Artist general are terrible business people....there are exception Im sure.....so the notion of artist as self promoter seems just as strange to me.... like oil and water.  Everything about the creative process be it music, painting, writing etc...is so opposite to what happens after the completion of the work. The artist has spent months/years working on a piece and then to give that work its fair due has  to spend months promoting it.  From being wonderfully lost in that unique space of creation to then have to put on a suit and tie, completely change perspective and commodify the work of art as though it never came from the artist.  It involves too many personality for one person to do it well.  Certainly theres not much choice today as the NYT article illustrates. 

Artist can be so indifferent to the works they create.
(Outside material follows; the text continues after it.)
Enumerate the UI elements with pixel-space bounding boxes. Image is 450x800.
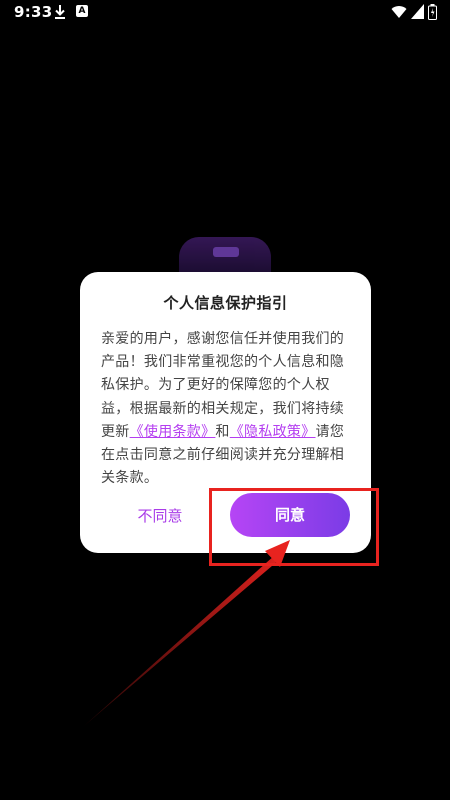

They are often plagued with doubt and uncertainties.....regardless if the work is brilliant it will never see the light of day unless nurtured.  Not a candidate I would recommend for any PR department.  No personal experience in the legal field but I for one would not represent myself in a court of law.

I love the compositional musical journey. I love doing the artwork, photography & design.  I love communicating with mastering engineers, cd plant and web designers but then the love stops.  Within the old school big label model if I was lucky enough to have been a part of it Im sure I would have done none of the above except write the music.  That was this is.

The music label is still vital and necessary.  Down "here" labels are often run by musicians who are passionate about the music they curate.  That passion is such a driving force that its easy...I would imagine...to work hard to make the music you love succeed.  The music label offers home to the artist, a safe haven where the artist can focus on their gift and not be troubled by the details of getting their creations to market.  This sort of leads me to think about the opening part of the Simone NYT piece as it relates to the russian people she talked to and how they preferred the old factories ways as opposed to the new entrepreneurial map.  They did their part.  We should do the part we do best.

Has technology and the social network enable us to become super human.  I can do everyone else's job.

I have to ask myself....does the cream still rise to the top, or is it just the amount of noise I make when I Twitter.

ffcal:

--- Quote from: Julio Di Benedetto on September 27, 2013, 04:32:35 PM ---Artist can be so indifferent to the works they create. They are often plagued with doubt and uncertainties.....regardless if the work is brilliant it will never see the light of day unless nurtured.  Not a candidate I would recommend for any PR department.  No personal experience in the legal field but I for one would not represent myself in a court of law.

--- End quote ---

Julio, I think you've really hit the nail on the head.  I think there is a period of doubt and scrutiny and maybe even insecurity that should be part and parcel of any act of creation.  Particularly in the ambient genre, it is difficult to tell whether a piece is truly done or can or should be refined further.  If we are truly honest with ourselves, it is rare that piece comes out fully and perfectly formed out of the womb.  This sensibility can be at odds with the promotion/marketing side that an artist is expected to pursue, which is to convince the prospective listener that your latest work is the greatest thing since sliced bread and of course better than anything else you've done before.  There is also the issue of whether the artist has enough distance from his own work or enough perspective to objectively assess it for others.  I'd rather leave that heavy lifting for reviewers or listeners, who are likely to see things I am not in a position to see because I am too close to the work.

I also think we as listeners need to constantly revisit the question of whether "more" is better when it comes to the glut of music now available and the bloated size of digital libraries, but best to save that for another day.